In the 1990s, Richard Potts of the National Museum of Natural History in Washington put forward an argument in support of the above hypothesis. The idea here is that Africa’s climate became more unpredictable, so hominins had to adapt to this variability. The best way to do this is to become more adaptable, for example by becoming smarter and more innovative.

If all of the above ideas sound reasonable, that might be because they really are. A 2015 review suggested that multiple evolutionary mechanisms operated on hominins.

This is where Van Holstein and Foley’s study comes in. If hominids faced evolutionary pressures ranging from savanna expansion to unpredictable climates, then interspecies competition must be added to the mix.
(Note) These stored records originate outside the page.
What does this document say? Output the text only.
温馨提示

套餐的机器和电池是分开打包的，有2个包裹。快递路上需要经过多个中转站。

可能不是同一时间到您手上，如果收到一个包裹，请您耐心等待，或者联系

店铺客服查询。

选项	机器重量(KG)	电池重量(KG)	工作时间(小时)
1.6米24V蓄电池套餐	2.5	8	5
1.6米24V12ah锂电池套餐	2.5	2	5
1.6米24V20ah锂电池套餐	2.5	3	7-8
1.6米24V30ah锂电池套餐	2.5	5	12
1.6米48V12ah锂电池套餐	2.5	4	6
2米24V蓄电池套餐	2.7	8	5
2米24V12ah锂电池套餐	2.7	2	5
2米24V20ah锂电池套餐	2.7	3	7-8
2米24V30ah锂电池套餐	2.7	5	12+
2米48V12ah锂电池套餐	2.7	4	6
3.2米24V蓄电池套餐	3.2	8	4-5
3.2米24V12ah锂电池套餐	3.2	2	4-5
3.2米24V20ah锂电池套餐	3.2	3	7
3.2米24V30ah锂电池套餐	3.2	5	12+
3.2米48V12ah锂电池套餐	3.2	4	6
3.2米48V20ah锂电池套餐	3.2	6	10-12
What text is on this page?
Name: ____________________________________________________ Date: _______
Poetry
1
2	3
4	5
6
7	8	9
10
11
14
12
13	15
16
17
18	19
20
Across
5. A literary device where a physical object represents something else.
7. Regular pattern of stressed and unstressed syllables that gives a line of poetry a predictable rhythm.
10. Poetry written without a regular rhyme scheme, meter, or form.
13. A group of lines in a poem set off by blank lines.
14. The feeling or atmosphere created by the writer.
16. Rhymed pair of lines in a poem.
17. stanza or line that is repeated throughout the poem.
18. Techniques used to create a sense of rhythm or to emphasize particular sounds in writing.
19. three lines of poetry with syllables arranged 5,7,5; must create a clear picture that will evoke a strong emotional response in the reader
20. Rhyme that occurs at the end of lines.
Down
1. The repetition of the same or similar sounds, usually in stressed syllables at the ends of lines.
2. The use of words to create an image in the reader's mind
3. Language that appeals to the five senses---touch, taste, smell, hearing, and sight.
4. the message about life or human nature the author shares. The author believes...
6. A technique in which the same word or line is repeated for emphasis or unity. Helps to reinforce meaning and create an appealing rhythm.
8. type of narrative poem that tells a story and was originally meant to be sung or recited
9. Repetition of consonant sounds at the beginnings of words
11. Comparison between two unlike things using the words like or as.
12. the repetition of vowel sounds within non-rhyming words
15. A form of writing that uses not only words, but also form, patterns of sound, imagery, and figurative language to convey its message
The story of human evolution is more like the novel “A Song of Ice and Fire”.

Van Holstein says he is not trying to prove that climatic and environmental factors are unimportant in human evolution. Rather, it says that the environment clearly determines what knames are available. If there is a major climate change and old clades are removed and new clades are established, this changes biological interactions. Importantly, from Van Holstein’s point of view, interactions between human species may be just as important.

So, here we are with a story about the evolution of humanity that has several aspects. Old ideas like the Savannah Hypothesis have the simplicity of a classic myth, which is fascinating and incomplete at best. But the story we are telling is more like the novel “A Song of Ice and Fire” by George R. R. Martin is: too long, too many characters, too many subplots, and so far painfully unfinished.